Sebagian besar tamu adalah pejabat, jadi mereka datang dengan iring-iringan sesuai dengan status masing-masing. Hari itu, Shen Zhezhi benar-benar memahami arti ‘kerumunan para pejabat’. Ia merasa seperti petugas penyambut tamu dalam kongres besar di masa kini, bertemu begitu banyak pejabat hingga kepalanya pening—tuan ini, tuan itu, atau panglima ini dan itu.
Pada akhirnya, ia bahkan tak perlu lagi membedakan siapa tamunya, dari keluarga mana, atau apa jabatannya, cukup mengangguk dan membalas sapaan dengan sopan. Istilah “orang bisa mati karena terlalu populer” benar-benar terbukti; jika terlalu disanjung, tubuh yang lemah tak akan sanggup menahan.
Agar tidak jatuh sakit sebelum Ji Zhan, Shen Zhezhi memilih mundur, meminta beberapa kerabat menerima tamu menggantikannya. Ia juga tak lupa menempatkan Shen Peizhi di sana, agar calon tokoh besar keluarga Shen Wuxing itu belajar menghadapi keramaian.
Sementara itu, keluarga Wang dari Langya yang juga bermukim di Gang Wuyi tetap menggelar jamuan seperti biasa, namun menghadapi masalah. Jalan yang terlalu padat membuat tamu-tamu yang hendak ke kediaman Wang terjebak di mulut gang, tak bisa masuk.

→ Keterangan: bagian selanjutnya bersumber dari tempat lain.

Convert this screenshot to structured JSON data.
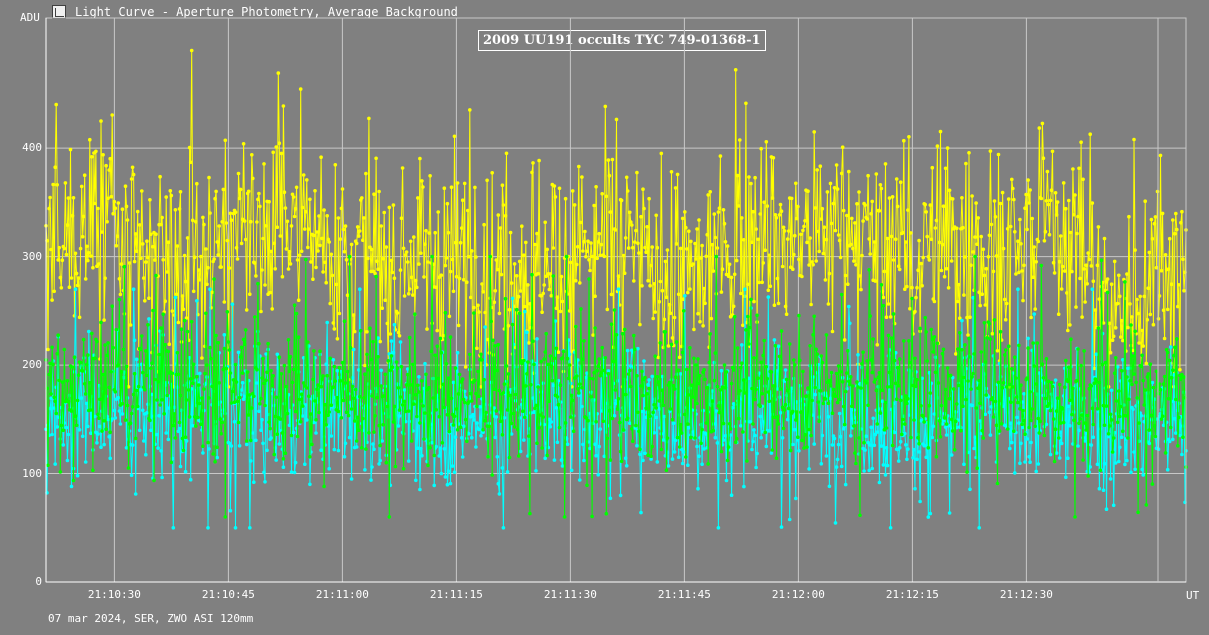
{
  "window": {
    "title": "Light Curve - Aperture Photometry, Average Background",
    "icon": "light-curve-app-icon"
  },
  "footer": {
    "caption": "07 mar 2024, SER, ZWO ASI 120mm"
  },
  "chart_data": {
    "type": "line",
    "title": "2009 UU191 occults TYC 749-01368-1",
    "ylabel": "ADU",
    "xlabel": "UT",
    "ylim": [
      0,
      520
    ],
    "xlim": [
      "21:10:21",
      "21:12:51"
    ],
    "x_tick_labels": [
      "21:10:30",
      "21:10:45",
      "21:11:00",
      "21:11:15",
      "21:11:30",
      "21:11:45",
      "21:12:00",
      "21:12:15",
      "21:12:30"
    ],
    "y_ticks": [
      0,
      100,
      200,
      300,
      400
    ],
    "grid": true,
    "markers": true,
    "series": [
      {
        "color": "#ffff00",
        "trend": [
          [
            "21:10:21",
            290
          ],
          [
            "21:10:24",
            310
          ],
          [
            "21:10:27",
            340
          ],
          [
            "21:10:29",
            350
          ],
          [
            "21:10:31",
            290
          ],
          [
            "21:10:34",
            275
          ],
          [
            "21:10:38",
            300
          ],
          [
            "21:10:42",
            305
          ],
          [
            "21:10:46",
            320
          ],
          [
            "21:10:50",
            325
          ],
          [
            "21:10:54",
            320
          ],
          [
            "21:10:58",
            330
          ],
          [
            "21:11:02",
            295
          ],
          [
            "21:11:06",
            290
          ],
          [
            "21:11:10",
            300
          ],
          [
            "21:11:14",
            305
          ],
          [
            "21:11:18",
            290
          ],
          [
            "21:11:22",
            280
          ],
          [
            "21:11:26",
            305
          ],
          [
            "21:11:30",
            300
          ],
          [
            "21:11:34",
            315
          ],
          [
            "21:11:38",
            305
          ],
          [
            "21:11:42",
            280
          ],
          [
            "21:11:46",
            280
          ],
          [
            "21:11:50",
            300
          ],
          [
            "21:11:54",
            330
          ],
          [
            "21:11:58",
            315
          ],
          [
            "21:12:02",
            320
          ],
          [
            "21:12:06",
            330
          ],
          [
            "21:12:10",
            310
          ],
          [
            "21:12:14",
            300
          ],
          [
            "21:12:18",
            305
          ],
          [
            "21:12:22",
            310
          ],
          [
            "21:12:26",
            295
          ],
          [
            "21:12:30",
            300
          ],
          [
            "21:12:33",
            340
          ],
          [
            "21:12:37",
            310
          ],
          [
            "21:12:41",
            260
          ],
          [
            "21:12:44",
            250
          ],
          [
            "21:12:47",
            300
          ],
          [
            "21:12:51",
            295
          ]
        ],
        "min": 180,
        "max": 490
      },
      {
        "color": "#00ffff",
        "trend": [
          [
            "21:10:21",
            155
          ],
          [
            "21:10:30",
            160
          ],
          [
            "21:10:45",
            155
          ],
          [
            "21:11:00",
            160
          ],
          [
            "21:11:15",
            150
          ],
          [
            "21:11:30",
            155
          ],
          [
            "21:11:45",
            150
          ],
          [
            "21:12:00",
            160
          ],
          [
            "21:12:15",
            150
          ],
          [
            "21:12:30",
            155
          ],
          [
            "21:12:40",
            145
          ],
          [
            "21:12:51",
            150
          ]
        ],
        "min": 50,
        "max": 270
      },
      {
        "color": "#00ff00",
        "trend": [
          [
            "21:10:21",
            175
          ],
          [
            "21:10:30",
            185
          ],
          [
            "21:10:45",
            175
          ],
          [
            "21:11:00",
            180
          ],
          [
            "21:11:15",
            175
          ],
          [
            "21:11:30",
            180
          ],
          [
            "21:11:45",
            170
          ],
          [
            "21:12:00",
            185
          ],
          [
            "21:12:15",
            175
          ],
          [
            "21:12:30",
            180
          ],
          [
            "21:12:40",
            170
          ],
          [
            "21:12:51",
            175
          ]
        ],
        "min": 60,
        "max": 300
      }
    ]
  }
}
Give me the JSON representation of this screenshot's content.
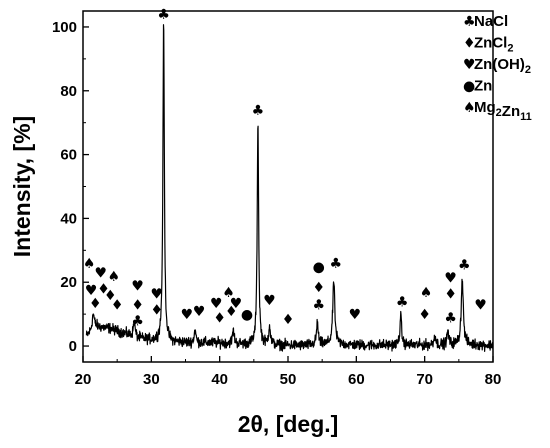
{
  "chart_data": {
    "type": "line",
    "xlabel": "2θ, [deg.]",
    "ylabel": "Intensity, [%]",
    "xlim": [
      20,
      80
    ],
    "ylim": [
      -5,
      105
    ],
    "xticks": [
      20,
      30,
      40,
      50,
      60,
      70,
      80
    ],
    "yticks": [
      0,
      20,
      40,
      60,
      80,
      100
    ],
    "grid": false,
    "legend_position": "top-right",
    "color": "#000000",
    "legend": [
      {
        "symbol": "♣",
        "name": "club",
        "text": "NaCl",
        "parts": [
          [
            "NaCl",
            false
          ]
        ]
      },
      {
        "symbol": "♦",
        "name": "diamond",
        "text": "ZnCl2",
        "parts": [
          [
            "ZnCl",
            false
          ],
          [
            "2",
            true
          ]
        ]
      },
      {
        "symbol": "♥",
        "name": "heart",
        "text": "Zn(OH)2",
        "parts": [
          [
            "Zn(OH)",
            false
          ],
          [
            "2",
            true
          ]
        ]
      },
      {
        "symbol": "●",
        "name": "circle",
        "text": "Zn",
        "parts": [
          [
            "Zn",
            false
          ]
        ]
      },
      {
        "symbol": "♠",
        "name": "spade",
        "text": "Mg2Zn11",
        "parts": [
          [
            "Mg",
            false
          ],
          [
            "2",
            true
          ],
          [
            "Zn",
            false
          ],
          [
            "11",
            true
          ]
        ]
      }
    ],
    "peaks": [
      {
        "x": 31.8,
        "y": 100,
        "width": 0.25
      },
      {
        "x": 45.6,
        "y": 70,
        "width": 0.25
      },
      {
        "x": 56.7,
        "y": 20,
        "width": 0.35
      },
      {
        "x": 75.5,
        "y": 21,
        "width": 0.35
      },
      {
        "x": 66.5,
        "y": 9,
        "width": 0.3
      },
      {
        "x": 54.3,
        "y": 7,
        "width": 0.3
      },
      {
        "x": 47.3,
        "y": 6,
        "width": 0.3
      },
      {
        "x": 27.5,
        "y": 5,
        "width": 0.3
      },
      {
        "x": 21.5,
        "y": 5,
        "width": 0.4
      },
      {
        "x": 36.4,
        "y": 4,
        "width": 0.3
      },
      {
        "x": 42.0,
        "y": 4,
        "width": 0.3
      },
      {
        "x": 71.5,
        "y": 3,
        "width": 0.3
      },
      {
        "x": 73.4,
        "y": 4,
        "width": 0.3
      }
    ],
    "baseline": [
      {
        "x": 20.5,
        "y": 3.0
      },
      {
        "x": 22.0,
        "y": 6.0
      },
      {
        "x": 24.0,
        "y": 5.5
      },
      {
        "x": 26.0,
        "y": 4.0
      },
      {
        "x": 28.0,
        "y": 2.5
      },
      {
        "x": 30.0,
        "y": 1.8
      },
      {
        "x": 33.0,
        "y": 1.2
      },
      {
        "x": 36.0,
        "y": 1.0
      },
      {
        "x": 40.0,
        "y": 1.0
      },
      {
        "x": 44.0,
        "y": 0.5
      },
      {
        "x": 48.0,
        "y": 0.3
      },
      {
        "x": 52.0,
        "y": 0.2
      },
      {
        "x": 56.0,
        "y": 0.5
      },
      {
        "x": 60.0,
        "y": 0.3
      },
      {
        "x": 65.0,
        "y": 0.3
      },
      {
        "x": 70.0,
        "y": 0.3
      },
      {
        "x": 75.0,
        "y": 0.5
      },
      {
        "x": 80.0,
        "y": 0.2
      }
    ],
    "noise_amplitude": 1.6,
    "markers": [
      {
        "symbol": "♣",
        "name": "club",
        "x": 31.8,
        "y": 104
      },
      {
        "symbol": "♣",
        "name": "club",
        "x": 45.6,
        "y": 74
      },
      {
        "symbol": "♣",
        "name": "club",
        "x": 57.0,
        "y": 26
      },
      {
        "symbol": "♣",
        "name": "club",
        "x": 75.8,
        "y": 25.5
      },
      {
        "symbol": "♣",
        "name": "club",
        "x": 66.7,
        "y": 14
      },
      {
        "symbol": "♣",
        "name": "club",
        "x": 54.5,
        "y": 13
      },
      {
        "symbol": "♣",
        "name": "club",
        "x": 28.0,
        "y": 8
      },
      {
        "symbol": "♣",
        "name": "club",
        "x": 73.8,
        "y": 9
      },
      {
        "symbol": "♠",
        "name": "spade",
        "x": 20.9,
        "y": 26
      },
      {
        "symbol": "♠",
        "name": "spade",
        "x": 24.5,
        "y": 22
      },
      {
        "symbol": "♠",
        "name": "spade",
        "x": 41.3,
        "y": 17
      },
      {
        "symbol": "♠",
        "name": "spade",
        "x": 70.2,
        "y": 17
      },
      {
        "symbol": "♥",
        "name": "heart",
        "x": 22.6,
        "y": 23
      },
      {
        "symbol": "♥",
        "name": "heart",
        "x": 21.2,
        "y": 17.5
      },
      {
        "symbol": "♥",
        "name": "heart",
        "x": 28.0,
        "y": 19
      },
      {
        "symbol": "♥",
        "name": "heart",
        "x": 30.8,
        "y": 16.5
      },
      {
        "symbol": "♥",
        "name": "heart",
        "x": 39.5,
        "y": 13.5
      },
      {
        "symbol": "♥",
        "name": "heart",
        "x": 42.4,
        "y": 13.5
      },
      {
        "symbol": "♥",
        "name": "heart",
        "x": 47.3,
        "y": 14.5
      },
      {
        "symbol": "♥",
        "name": "heart",
        "x": 37.0,
        "y": 11
      },
      {
        "symbol": "♥",
        "name": "heart",
        "x": 35.2,
        "y": 10
      },
      {
        "symbol": "♥",
        "name": "heart",
        "x": 59.8,
        "y": 10
      },
      {
        "symbol": "♥",
        "name": "heart",
        "x": 73.8,
        "y": 21.5
      },
      {
        "symbol": "♥",
        "name": "heart",
        "x": 78.2,
        "y": 13
      },
      {
        "symbol": "♦",
        "name": "diamond",
        "x": 21.8,
        "y": 13.5
      },
      {
        "symbol": "♦",
        "name": "diamond",
        "x": 23.0,
        "y": 18
      },
      {
        "symbol": "♦",
        "name": "diamond",
        "x": 24.0,
        "y": 16
      },
      {
        "symbol": "♦",
        "name": "diamond",
        "x": 25.0,
        "y": 13
      },
      {
        "symbol": "♦",
        "name": "diamond",
        "x": 28.0,
        "y": 13
      },
      {
        "symbol": "♦",
        "name": "diamond",
        "x": 30.8,
        "y": 11.5
      },
      {
        "symbol": "♦",
        "name": "diamond",
        "x": 40.0,
        "y": 9
      },
      {
        "symbol": "♦",
        "name": "diamond",
        "x": 41.7,
        "y": 11
      },
      {
        "symbol": "♦",
        "name": "diamond",
        "x": 50.0,
        "y": 8.5
      },
      {
        "symbol": "♦",
        "name": "diamond",
        "x": 54.5,
        "y": 18.5
      },
      {
        "symbol": "♦",
        "name": "diamond",
        "x": 70.0,
        "y": 10
      },
      {
        "symbol": "♦",
        "name": "diamond",
        "x": 73.8,
        "y": 16.5
      },
      {
        "symbol": "●",
        "name": "circle",
        "x": 44.0,
        "y": 10
      },
      {
        "symbol": "●",
        "name": "circle",
        "x": 54.5,
        "y": 25
      }
    ]
  }
}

Keluarga Wang, keluarga paling terhormat di negeri itu, tentu tak mau menerima perlakuan seperti itu. Beberapa anggota keluarga Wang bersama murid dan pelayan langsung keluar hendak membubarkan kerumunan. Biasanya, jika sendirian, kaum selatan akan memilih mengalah, tetapi kali ini di depan umum, tak ada yang mau kalah, masing-masing menyuruh pelayan melawan balik.
Dihantam serangan ramai-ramai seperti itu, keluarga Wang yang besar pun tak mampu menandingi, akhirnya menutup pintu rapat-rapat. Meski begitu, masih ada yang tak puas, bahkan memanjat tembok dan melemparkan sampah ke dalam.
Situasi makin panas, namun tidak ada orang tua di rumah Wang yang bisa mengendalikan keadaan. Akhirnya Wang Yunzhi memanjat tembok, meminta bantuan pasukan penjaga istana untuk mengepung rumah, barulah keadaan bisa dikendalikan.
Meskipun begitu, gerbang utama keluarga Wang tetap menjadi sasaran peludah dari kaum selatan; pintunya penuh dengan lendir dan air liur. Setelah itu, siapa pun yang lewat di depan rumah itu pasti menutup hidung dan mulut, berjalan cepat-cepat karena tak tahan melihat pemandangan menjijikkan itu.